Wall street et ses hoodoos.

L’hoodoo de Thor.

Le Figure 8 trail est une randonnée exceptionnelle. Il nous aura fallu environ 4h30 avec repas pour parcourir les 10.5 kilomètres. Comme le montrent les photos d’Hélène, les paysages traversés sont magnifiques et on ne peut évidemment que recommander de faire l’effort de descendre au cœur de l’amphithéâtre pour parcourir ce chemin relativement préservé des foules.
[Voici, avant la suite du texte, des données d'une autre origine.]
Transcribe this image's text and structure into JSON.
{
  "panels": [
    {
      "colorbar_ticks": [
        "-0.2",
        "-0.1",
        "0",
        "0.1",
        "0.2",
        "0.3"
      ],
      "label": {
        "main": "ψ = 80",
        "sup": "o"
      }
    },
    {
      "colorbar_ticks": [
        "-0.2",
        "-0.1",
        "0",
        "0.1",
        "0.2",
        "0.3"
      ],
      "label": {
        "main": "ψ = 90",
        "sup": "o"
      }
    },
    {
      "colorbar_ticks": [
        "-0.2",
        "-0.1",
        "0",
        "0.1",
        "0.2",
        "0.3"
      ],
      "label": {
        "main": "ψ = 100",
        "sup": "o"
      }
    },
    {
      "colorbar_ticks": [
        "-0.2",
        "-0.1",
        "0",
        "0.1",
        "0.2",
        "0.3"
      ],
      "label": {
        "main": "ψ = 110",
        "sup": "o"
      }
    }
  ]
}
Les derniers hoodour du joos.

L’averse a été de courte durée. Un petit passage shopping au Visitor Center avant de nous engager sur la route scénique du parc. Nous ne ferons que peu d’arrêts, pas vraiment convaincus par l’intérêt de passer du temps ici par rapport aux points de vue principaux. Je sauve quand même le spectaculaire et gigantesque pont naturel qui se trouve à l’arrêt Natural Bridge.

Natural Bridge

Nous terminons en beauté ce retour à Bryce par le dernier point du vue qui manquait à notre collection : Bryce Point, à l’extrémité sud de l’amphithéâtre. Fermé l’an dernier, nous n’avions pu le découvrir. Il est situé un petit peu plus haut que Sunrise Point, Sunset Point ou Inspiration Point ce qui nous permet d’embrasser encore un peu plus le panorama. On se rend compte de toute l’étendue du champ de pilier de terre. C’est magnifique, probablement mon endroit préféré du parc – en faisant abstraction de la foule.

Des hoodoos.

Des hoodoos.

Des hoodoos.

Des hoodoos.

Une séance photo permet de terminer ce récit comme je l’ai commencé,  par un clin d’œil au passé.